Forming such a body, however, is very tricky. Who, for example, will take the lead in choosing its members? If it will be a private sector initiative, how can the group summon witnesses or gather evidences if those concerned won’t cooperate? Anyway, I insist this is still the better option, if only people can find ways to make this idea feasible.
I agree with the President’s defenders that one can’t be conclusive that she cheated if one considers alone her wiretapped conversations with Garcillano. But one cannot separate those conversations with those that Garcillano made with other people. Overall, one would readily get the impression there that a special operation was in place.
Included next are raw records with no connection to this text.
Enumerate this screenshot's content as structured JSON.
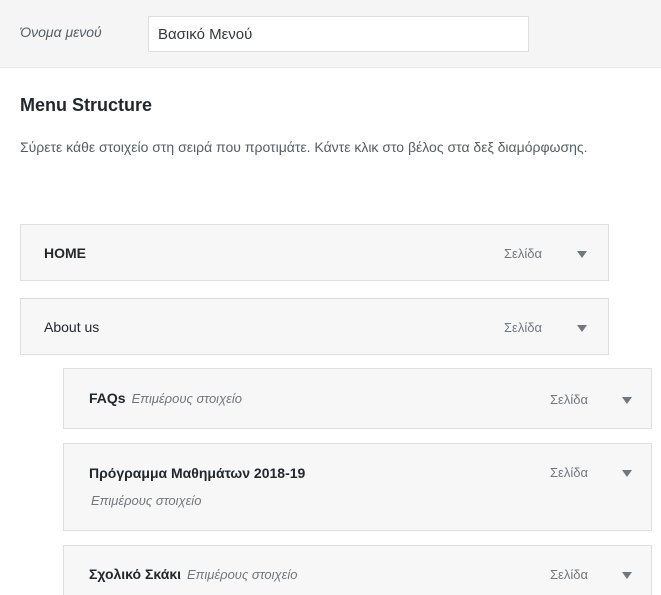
{
  "menu_name": {
    "label": "Όνομα μενού",
    "value": "Βασικό Μενού"
  },
  "structure": {
    "title": "Menu Structure",
    "instructions": "Σύρετε κάθε στοιχείο στη σειρά που προτιμάτε. Κάντε κλικ στο βέλος στα δεξ διαμόρφωσης."
  },
  "items": [
    {
      "title": "HOME",
      "sub": "",
      "type": "Σελίδα",
      "depth": 0,
      "icon": "triangle-down-icon"
    },
    {
      "title": "About us",
      "sub": "",
      "type": "Σελίδα",
      "depth": 0,
      "icon": "triangle-down-icon"
    },
    {
      "title": "FAQs",
      "sub": "Επιμέρους στοιχείο",
      "type": "Σελίδα",
      "depth": 1,
      "icon": "triangle-down-icon"
    },
    {
      "title": "Πρόγραμμα Μαθημάτων 2018-19",
      "sub": "Επιμέρους στοιχείο",
      "type": "Σελίδα",
      "depth": 1,
      "icon": "triangle-down-icon"
    },
    {
      "title": "Σχολικό Σκάκι",
      "sub": "Επιμέρους στοιχείο",
      "type": "Σελίδα",
      "depth": 1,
      "icon": "triangle-down-icon"
    }
  ],
  "colors": {
    "item_bg": "#f7f7f7",
    "item_border": "#dfdfdf",
    "muted_text": "#72777c"
  }
}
It would be interesting, then, to identify and summon these other people, compare whatever information can be found in their talk with Garcillano with what happened in the field and reconstruct the picture of the operation piece by piece. I am particularly concerned, for example, with how election officials can do dagdag-bawas.
In the end, the commission may or may not find the President guilty of cheating. If it does, then the next step will already be up to the appropriate body or to the people. If it doesn’t, then full closure.
But beyond that, and this is more important, ways to prevent a repeat of such an unfortunate episode in our electoral process must be put in place.
TEXTREAX. This one is from Akbayan: “When the institution of the state that is supposed to protect the sanctity of the vote is the one committing wholesale fraud on the instructions of the President and her husband, that is criminal and contemptuous of our democracy. President Arroyo should resign to spare our country from prolonged instability.”